While I don’t know anything specific about facebook messenger, E2EE doesn’t necessarily preclude what you suggest. A messaging service could store the entire chat history encrypted without decryption keys. When you get a new client you could restore the entire history in encrypted form onto your device. You would then use a recovery key you would possess to decrypt the message history on your end. At no time would the messaging service have the keys to decrypt. I’m not saying that is what facebook does.

[–] [email protected] 2 points 8 months ago

Would it be technically impossible to implement such a feature if both companies would work together or is it just too much hassle?

[–] [email protected] 1 points 8 months ago
[–] [email protected] 47 points 8 months ago* (last edited 8 months ago) (2 children)

Man, hate reading these kinds of articles that feel like a high school essay with a minimum page requirement. They pad out the article by repeating the title in each paragraph, just worded differently, without divulging the actual content till the end.

[–] [email protected] 11 points 8 months ago

When I see things like this it’s nice to then come back and divulge in the comments what the meat is.

[–] [email protected] 9 points 8 months ago

SEO ruination

[–] [email protected] 12 points 8 months ago (2 children)

changing European Union citizens’ experience with phones, apps, browsers and mor

Hmm, I'm an EU citizen but don't live in the EU, I assume I won't benefit from this?

[–] [email protected] 14 points 8 months ago

Nope, we're out. Where they wrote citizens, it was supposed to read people living in the EU.

[–] [email protected] 4 points 8 months ago

Technically yes, practically no.

[–] [email protected] 6 points 8 months ago

This is the best summary I could come up with:


And they mark a turning point in a global effort by regulators to bring tech giants to heel after years of allegations that the companies harmed competition and left consumers worse off.

The industry-wide changes are linked to the Digital Markets Act (DMA), a 2022 law requiring dominant online platforms to give users more choices and rivals more opportunities to compete.
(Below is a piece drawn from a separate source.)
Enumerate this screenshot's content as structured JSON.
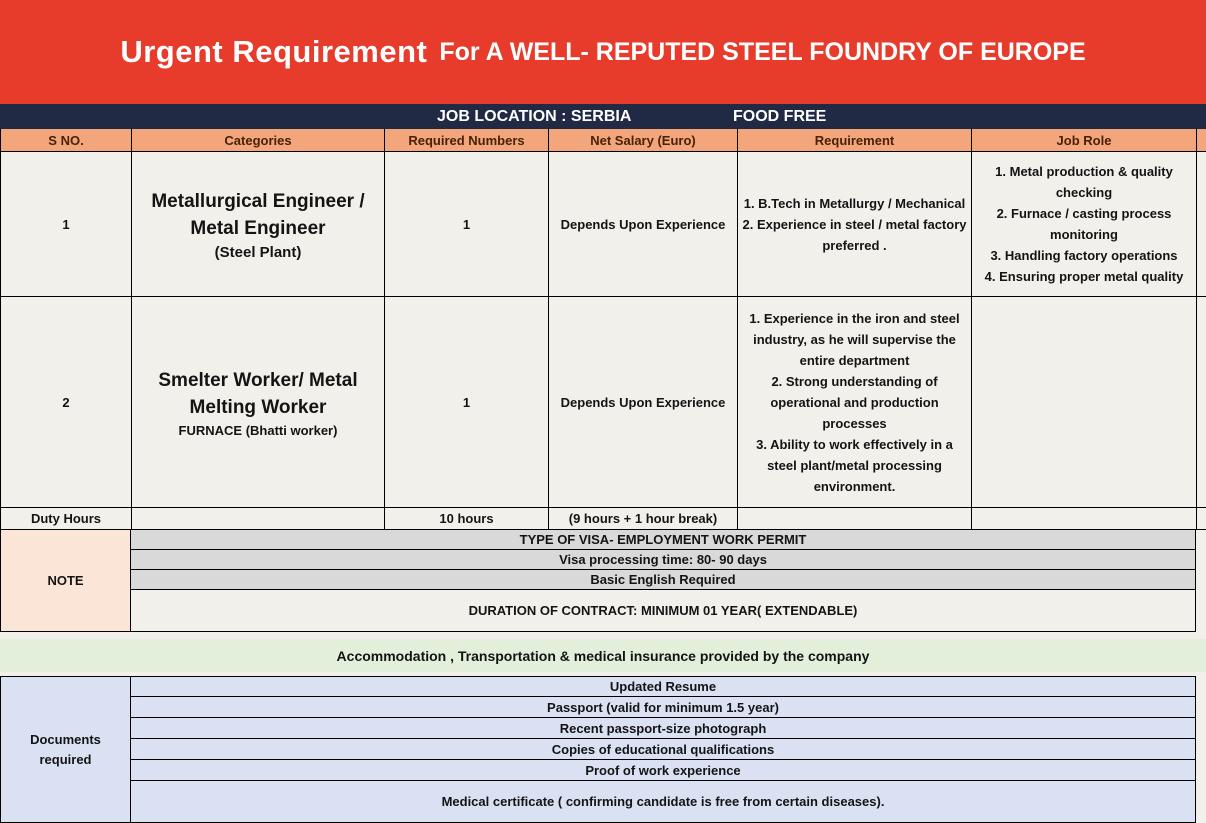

“The new options we’re introducing to comply with the DMA necessarily mean we will not be able to protect users in the same way,” Apple wrote in a white paper it published last week ahead of Thursday’s compliance deadline.

If Apple’s decision is allowed to stand, it will mean tech giants can thwart competition and undermine the law just by pointing to a rival’s past efforts to call out anticompetitive behavior, said Tim Sweeney, Epic Games’ CEO.

The Computer and Communications Industry Association (CCIA), a trade group representing four of the six gatekeeper companies — Amazon, Apple, Google and Meta — told CNN that “regulators need to resist the urge to politicize the process” of reviewing the plans.

DMA enforcement “should be proportionate and unbiased, taking into account the significant differences between gatekeepers, as well as how these services work in reality,” said Daniel Friedlaender, senior vice president of CCIA and head of its Europe office.